Softer property price growth, a decline in consumer sentiment and the fall-out from Chinese economy are also catalysts for the reduction, he said.

Mr O’Regan does not believe today’s announcement will further fuel Sydney and Melbourne house prices. Recent sales figures and auction clearance rates suggest some softening in the market, with listings slowly increasing as vendors try to bid to beat the traditional spring rush.

LJ Hooker real estate agents have conducted a higher number of house appraisals over winter than usual, indicating there could be more stock coming onto the market before Christmas.

It is good news for homebuyers with the rate of growth in Sydney expected to fall to a more sustainable level, however, will still be higher than average.

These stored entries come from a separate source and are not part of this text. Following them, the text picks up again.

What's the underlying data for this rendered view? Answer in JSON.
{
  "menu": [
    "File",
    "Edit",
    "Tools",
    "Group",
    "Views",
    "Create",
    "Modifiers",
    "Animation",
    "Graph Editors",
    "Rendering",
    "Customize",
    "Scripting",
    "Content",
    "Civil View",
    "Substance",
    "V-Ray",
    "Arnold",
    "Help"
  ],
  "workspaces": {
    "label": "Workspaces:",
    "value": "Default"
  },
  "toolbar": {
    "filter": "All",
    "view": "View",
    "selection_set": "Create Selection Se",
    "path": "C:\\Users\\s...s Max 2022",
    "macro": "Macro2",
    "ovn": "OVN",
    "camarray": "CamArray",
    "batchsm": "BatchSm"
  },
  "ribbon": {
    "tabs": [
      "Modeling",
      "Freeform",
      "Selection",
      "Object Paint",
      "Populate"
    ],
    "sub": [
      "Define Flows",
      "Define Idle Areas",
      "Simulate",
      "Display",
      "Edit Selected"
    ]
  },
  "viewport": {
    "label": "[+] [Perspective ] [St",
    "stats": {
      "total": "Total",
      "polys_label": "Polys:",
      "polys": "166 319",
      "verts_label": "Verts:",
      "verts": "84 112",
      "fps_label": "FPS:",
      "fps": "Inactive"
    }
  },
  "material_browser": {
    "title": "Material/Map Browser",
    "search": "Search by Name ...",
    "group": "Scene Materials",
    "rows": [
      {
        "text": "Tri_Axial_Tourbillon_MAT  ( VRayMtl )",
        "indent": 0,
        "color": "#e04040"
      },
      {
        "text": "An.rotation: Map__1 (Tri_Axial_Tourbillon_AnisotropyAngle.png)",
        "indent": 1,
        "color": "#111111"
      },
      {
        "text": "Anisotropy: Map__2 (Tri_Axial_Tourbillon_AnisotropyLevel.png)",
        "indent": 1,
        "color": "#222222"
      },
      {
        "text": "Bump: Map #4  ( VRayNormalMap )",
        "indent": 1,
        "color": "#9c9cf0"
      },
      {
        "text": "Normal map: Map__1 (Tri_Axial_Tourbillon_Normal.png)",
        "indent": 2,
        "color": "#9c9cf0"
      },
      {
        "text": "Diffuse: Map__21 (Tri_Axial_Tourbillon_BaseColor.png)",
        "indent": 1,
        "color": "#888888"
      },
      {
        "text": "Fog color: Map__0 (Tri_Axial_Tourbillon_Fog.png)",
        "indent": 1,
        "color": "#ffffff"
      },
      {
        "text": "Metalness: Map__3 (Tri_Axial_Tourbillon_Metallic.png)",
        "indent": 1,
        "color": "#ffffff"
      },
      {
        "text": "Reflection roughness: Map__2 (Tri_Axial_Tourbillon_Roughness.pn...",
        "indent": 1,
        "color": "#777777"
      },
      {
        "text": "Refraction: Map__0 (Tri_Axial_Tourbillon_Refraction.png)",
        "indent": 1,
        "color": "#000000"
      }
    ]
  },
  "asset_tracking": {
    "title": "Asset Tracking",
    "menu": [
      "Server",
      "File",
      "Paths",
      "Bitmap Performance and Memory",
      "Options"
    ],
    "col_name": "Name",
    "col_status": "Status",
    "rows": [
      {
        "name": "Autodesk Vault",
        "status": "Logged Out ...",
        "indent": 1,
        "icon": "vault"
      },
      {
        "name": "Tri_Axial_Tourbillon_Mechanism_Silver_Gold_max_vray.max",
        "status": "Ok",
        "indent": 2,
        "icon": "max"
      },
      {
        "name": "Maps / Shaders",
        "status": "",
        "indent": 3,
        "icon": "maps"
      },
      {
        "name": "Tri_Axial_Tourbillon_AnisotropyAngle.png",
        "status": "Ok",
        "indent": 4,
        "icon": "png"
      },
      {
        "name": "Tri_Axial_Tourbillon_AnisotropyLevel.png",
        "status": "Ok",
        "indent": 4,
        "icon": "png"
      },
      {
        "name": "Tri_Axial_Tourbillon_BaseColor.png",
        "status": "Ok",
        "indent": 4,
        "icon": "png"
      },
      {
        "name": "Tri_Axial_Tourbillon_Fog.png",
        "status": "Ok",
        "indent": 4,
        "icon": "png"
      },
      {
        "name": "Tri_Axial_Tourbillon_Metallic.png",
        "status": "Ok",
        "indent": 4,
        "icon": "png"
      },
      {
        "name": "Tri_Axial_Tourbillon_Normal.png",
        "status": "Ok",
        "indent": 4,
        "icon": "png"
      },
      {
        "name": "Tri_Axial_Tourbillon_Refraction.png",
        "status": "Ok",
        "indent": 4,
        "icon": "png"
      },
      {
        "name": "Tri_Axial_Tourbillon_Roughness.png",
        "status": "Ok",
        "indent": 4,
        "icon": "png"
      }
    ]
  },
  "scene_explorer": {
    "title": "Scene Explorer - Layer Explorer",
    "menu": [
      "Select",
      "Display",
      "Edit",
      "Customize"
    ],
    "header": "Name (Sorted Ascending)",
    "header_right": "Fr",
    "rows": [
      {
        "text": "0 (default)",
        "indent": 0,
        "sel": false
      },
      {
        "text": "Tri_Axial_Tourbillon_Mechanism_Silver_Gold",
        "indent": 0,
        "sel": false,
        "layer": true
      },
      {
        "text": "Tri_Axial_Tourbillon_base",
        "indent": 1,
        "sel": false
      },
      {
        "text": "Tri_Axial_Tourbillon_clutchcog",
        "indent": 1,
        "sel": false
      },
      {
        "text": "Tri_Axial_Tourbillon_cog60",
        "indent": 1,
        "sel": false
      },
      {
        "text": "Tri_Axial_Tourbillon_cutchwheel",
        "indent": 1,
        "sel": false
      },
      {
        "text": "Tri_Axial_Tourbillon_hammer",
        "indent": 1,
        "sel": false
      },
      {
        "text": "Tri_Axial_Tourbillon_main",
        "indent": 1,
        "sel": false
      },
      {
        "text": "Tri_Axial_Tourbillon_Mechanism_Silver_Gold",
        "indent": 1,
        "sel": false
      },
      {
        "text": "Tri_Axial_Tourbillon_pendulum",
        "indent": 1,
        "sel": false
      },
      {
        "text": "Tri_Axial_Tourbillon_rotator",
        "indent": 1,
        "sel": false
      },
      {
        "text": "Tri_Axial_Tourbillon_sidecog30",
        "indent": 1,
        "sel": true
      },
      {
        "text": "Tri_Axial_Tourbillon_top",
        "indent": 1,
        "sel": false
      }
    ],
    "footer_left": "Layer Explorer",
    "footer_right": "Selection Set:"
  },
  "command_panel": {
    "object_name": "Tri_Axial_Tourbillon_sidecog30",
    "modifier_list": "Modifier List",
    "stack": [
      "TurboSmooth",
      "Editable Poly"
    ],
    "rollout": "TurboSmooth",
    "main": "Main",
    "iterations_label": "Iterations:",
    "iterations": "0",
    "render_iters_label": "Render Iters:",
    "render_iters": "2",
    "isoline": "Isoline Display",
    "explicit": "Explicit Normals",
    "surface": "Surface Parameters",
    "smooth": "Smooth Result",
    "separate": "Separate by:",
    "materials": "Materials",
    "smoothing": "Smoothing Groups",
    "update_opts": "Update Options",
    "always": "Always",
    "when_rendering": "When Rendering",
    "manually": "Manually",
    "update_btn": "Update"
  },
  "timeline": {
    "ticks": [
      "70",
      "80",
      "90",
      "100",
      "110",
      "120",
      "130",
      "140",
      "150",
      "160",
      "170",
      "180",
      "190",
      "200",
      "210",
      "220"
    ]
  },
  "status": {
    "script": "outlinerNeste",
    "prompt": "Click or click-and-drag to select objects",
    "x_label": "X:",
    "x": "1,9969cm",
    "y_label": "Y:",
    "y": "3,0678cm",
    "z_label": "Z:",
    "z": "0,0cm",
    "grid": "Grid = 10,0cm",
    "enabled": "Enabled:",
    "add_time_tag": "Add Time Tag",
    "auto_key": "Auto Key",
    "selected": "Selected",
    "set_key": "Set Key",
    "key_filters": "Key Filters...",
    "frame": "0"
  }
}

“We are still going to see some spectacular sale results but I suggest that these will become a bit more one off – it will be property by property,’’ Mr O’Regan said.

“There is a risk that vendor price expectations will see days on the market increase and auction clearance rates will come back, because they will be a bit out step of with what is happening.

“Invariably buyers come within the first two weeks of your campaign, so if you don’t have your buyer or turn them away leaving your home on the market then people will start to question whether there is something wrong.’’

Mr O’Regan believes quality lifestyle homes in Sydney and Melbourne will continue to attract a premium over spring. Affordability and employment opportunities in South-East Queensland are expected to drive migration north boosting price growth, particularly for freestanding homes around the Gold Coast.

LJ Hooker national research manager Mathew Tiller said while spring won’t be a “buyer’s market’’, the availability of stock will make a difference to those who have missed out on purchasing due to strong buyer demand and low levels of listings over the past 18 months.

Lower interest rates will also be enticing for those still trying to break into the property market.

Furthermore, Mr Tiller called on the Federal Government to support monetary policy stimulus with confidence and productivity boosting reform combined with further spending on infrastructure.

“They need to look at fiscal policy measures that could potentially super charge this much needed interest rate cut,’’ he said.